Bij brief van 7 maart 2012 heeft belanghebbende bezwaar gemaakt tegen ‘de aangifte afvalstoffenbelasting (…) over het tijdvak december 2011’. Belanghebbende heeft daarin, onder verwijzing naar het overgangsrecht dat is opgenomen in artikel XXXVIc, tweede lid, van het Belastingplan 2012, welk overgangsrecht betrekking heeft op de toepassing van artikel 27, eerste lid, van de Wbm, verzocht om verhoging van de onder 2.7 bedoelde vermindering met € 6.963.648 voor na 1 januari 2012 nog af te voeren brandbare afvalstoffen. Dit betreft de per 31 december 2011 nog in het depot resterende 80.121 ton aan brandbare afvalstoffen.
De Inspecteur heeft bij uitspraak op bezwaar van 12 april 2013 besloten de door belanghebbende gevraagde hogere vermindering niet te verlenen.
3 Geschil
Na verwijzing is uitsluitend nog in geschil of belanghebbende recht heeft op een extra teruggaaf van afvalstoffenbelasting van € 6.963.648, en zo nee, of belanghebbende recht heeft op een schadevergoeding.
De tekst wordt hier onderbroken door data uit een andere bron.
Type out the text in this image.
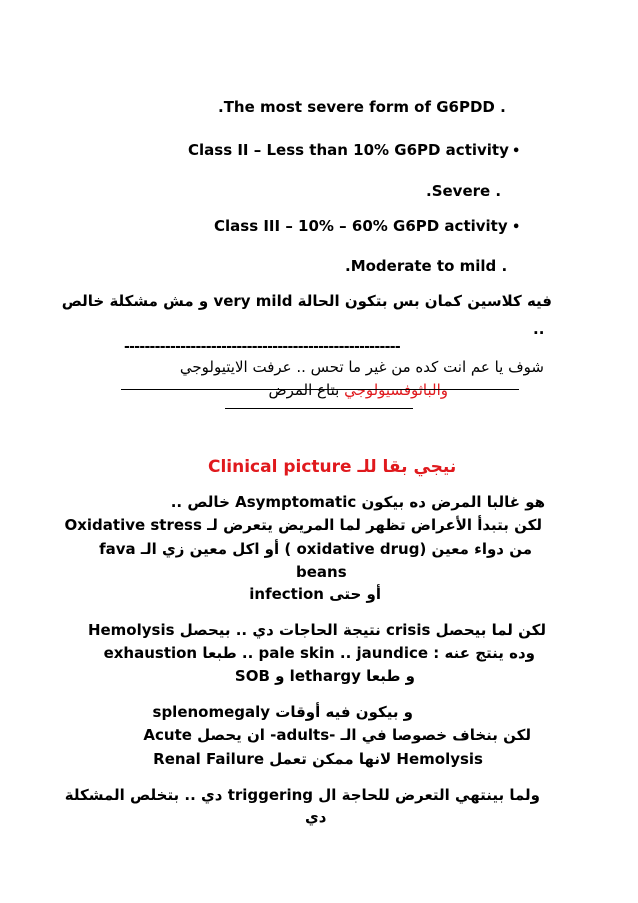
.The most severe form of G6PDD .
•
Class II – Less than 10% G6PD activity
.Severe .
•
Class III – 10% – 60% G6PD activity
.Moderate to mild .
فيه كلاسين كمان بس بتكون الحالة very mild و مش مشكلة خالص
..
------------------------------------------------------
شوف يا عم انت كده من غير ما تحس .. عرفت الايتيولوجي
والباثوفسيولوجي بتاع المرض
Clinical picture نيجي بقا للـ
هو غالبا المرض ده بيكون Asymptomatic خالص ..
لكن بتبدأ الأعراض تظهر لما المريض يتعرض لـ Oxidative stress
من دواء معين (oxidative drug ) أو اكل معين زي الـ fava
beans
أو حتى infection
لكن لما بيحصل crisis نتيجة الحاجات دي .. بيحصل Hemolysis
وده ينتج عنه : pale skin .. jaundice .. طبعا exhaustion
و طبعا lethargy و SOB
و بيكون فيه أوقات splenomegaly
لكن بنخاف خصوصا في الـ -adults- ان يحصل Acute
Renal Failure لانها ممكن تعمل Hemolysis
ولما بينتهي التعرض للحاجة ال triggering دي .. بتخلص المشكلة
دي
Belanghebbende beantwoordt deze vragen bevestigend, de Inspecteur ontkennend.
Beide partijen hebben voor hun standpunt aangevoerd wat is vermeld in de van hen afkomstige stukken. Daaraan hebben zij ter zitting toegevoegd hetgeen is vermeld in het proces-verbaal van de zitting.
De Inspecteur concludeert tot vernietiging van de uitspraak van de Rechtbank en bevestiging van de uitspraak op bezwaar.
Belanghebbende concludeert – naar het Hof begrijpt – tot vernietiging van de uitspraak van de Rechtbank en tot een extra teruggaaf van afvalstoffenbelasting van € 6.963.648.